In our study, there was no significant difference in the disease history, clinical symptoms, or symptom duration between the patients with ANDO with specific and nonspecific pathology or among the patients with nonspecific inflammation according to histological findings, suggesting that the clinical context does not improve the identification of the cause of ANDO, and a biopsy is required. However, in cases of eccrine spiradenoma and small B cell lymphoma, the palpation of a hard, subcutaneous mass and the intraoperative appearance of the tissues of the lacrimal sac led us to suspect neoplastic disease. We did not observe a bloody discharge in any of the patients, as previously described [25, 26]. No suspicious clinical symptoms or intraoperative observations were noted in the patients with an adenocarcinoma of the lacrimal sac. On the basis of the finding of that only one case of preoperatively unsuspected malignant neoplasia was diagnosed histologically out of 275 specimens, the authors of this study recommend selective biopsy of the lacrimal sac when there is clinical or intraoperative suspicion of a tumor.
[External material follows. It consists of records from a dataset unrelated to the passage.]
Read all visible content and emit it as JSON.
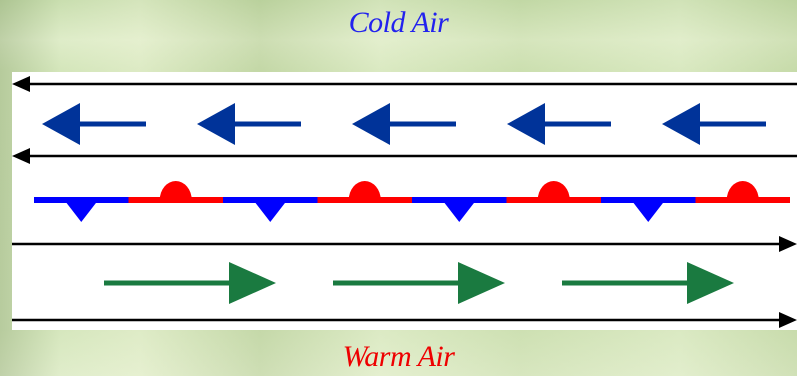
{
  "labels": {
    "cold_air": "Cold Air",
    "warm_air": "Warm Air"
  },
  "colors": {
    "cold_text": "#2222ee",
    "warm_text": "#ee0000",
    "cold_arrow": "#003399",
    "warm_arrow": "#1a7a40",
    "front_blue": "#0000ff",
    "front_red": "#ff0000",
    "streamline": "#000000"
  },
  "diagram": {
    "front_type": "stationary front",
    "cold_arrow_direction": "left",
    "warm_arrow_direction": "right",
    "cold_arrow_count": 5,
    "warm_arrow_count": 3,
    "front_segments": [
      "blue-triangle",
      "red-semicircle",
      "blue-triangle",
      "red-semicircle",
      "blue-triangle",
      "red-semicircle",
      "blue-triangle",
      "red-semicircle"
    ]
  }
}
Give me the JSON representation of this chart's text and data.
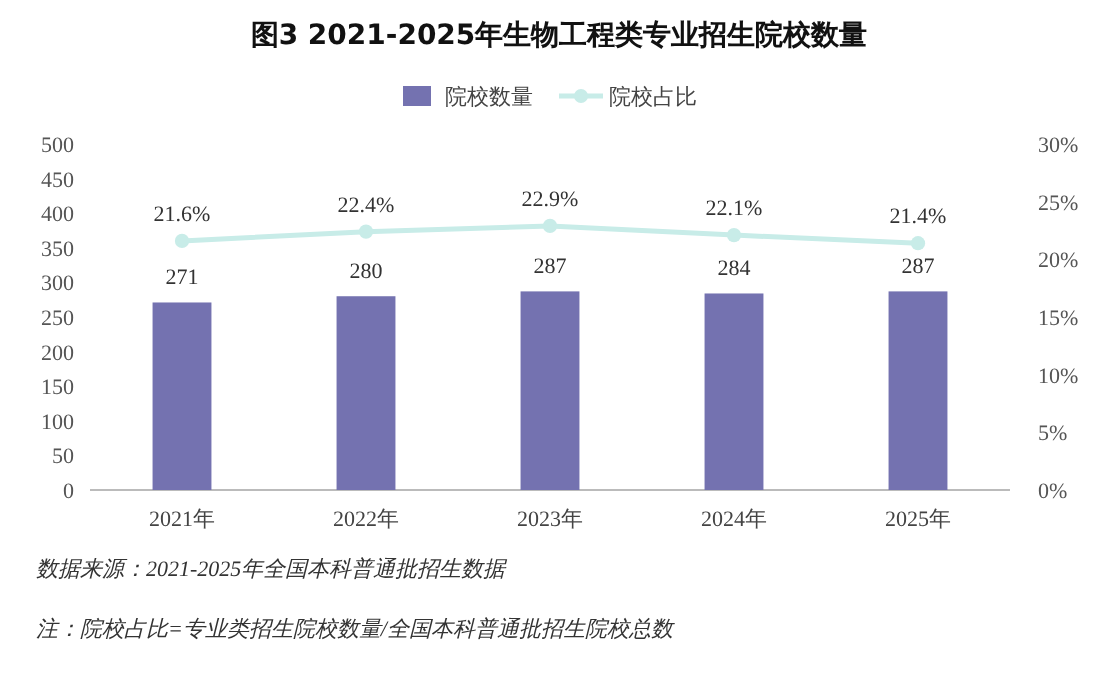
{
  "chart_data": {
    "type": "bar",
    "title": "图3  2021-2025年生物工程类专业招生院校数量",
    "categories": [
      "2021年",
      "2022年",
      "2023年",
      "2024年",
      "2025年"
    ],
    "series": [
      {
        "name": "院校数量",
        "color": "#7472b0",
        "values": [
          271,
          280,
          287,
          284,
          287
        ],
        "value_labels": [
          "271",
          "280",
          "287",
          "284",
          "287"
        ]
      },
      {
        "name": "院校占比",
        "type": "line",
        "axis": "y2",
        "color": "#c8ece8",
        "values": [
          21.6,
          22.4,
          22.9,
          22.1,
          21.4
        ],
        "value_labels": [
          "21.6%",
          "22.4%",
          "22.9%",
          "22.1%",
          "21.4%"
        ]
      }
    ],
    "ylim": [
      0,
      500
    ],
    "yticks": [
      0,
      50,
      100,
      150,
      200,
      250,
      300,
      350,
      400,
      450,
      500
    ],
    "y2lim": [
      0,
      30
    ],
    "y2ticks": [
      {
        "value": 0,
        "label": "0%"
      },
      {
        "value": 5,
        "label": "5%"
      },
      {
        "value": 10,
        "label": "10%"
      },
      {
        "value": 15,
        "label": "15%"
      },
      {
        "value": 20,
        "label": "20%"
      },
      {
        "value": 25,
        "label": "25%"
      },
      {
        "value": 30,
        "label": "30%"
      }
    ],
    "legend": "top",
    "marker": "circle",
    "line_style": "solid",
    "annotations": [
      "数据来源：2021-2025年全国本科普通批招生数据",
      "注：院校占比=专业类招生院校数量/全国本科普通批招生院校总数"
    ]
  }
}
The first limitation of the study is the number of cases. A larger sample size could make it possible to more accurately evaluate the frequencies of the secondary changes in ANDO and its associations with the clinical appearance. An insufficient sample size and the fact that biopsy specimens were taken only from the medial-posterior wall of the lacrimal sac could be the reason why we did not find any specific inflammatory changes, such as sarcoidosis or Wegener granulomatosis, in our patients, as described in other studies [9, 10, 14]. Additionally, a larger sample size may have revealed a difference in the symptom duration between the tumor group and the nonspecific pathology group. The second limitation would be that data on lacrimal system irrigation would add value to this study by improving the preoperative evaluation of the patients.

The authors concluded that chronic nongranulomatous inflammation of the lacrimal sac wall was the most frequent histological finding in cases associated with ANDO; however, three cases of tumors were diagnosed, and two of them were potentially lethal. The complaints of the patients were nonspecific, and no associations among the histological findings, clinical presentation, and history of the disease were observed. Because the rate of malignant neoplasia was low, the authors support that a lacrimal sac biopsy is indicated only in clinically or intraoperatively suspected cases of ANDO.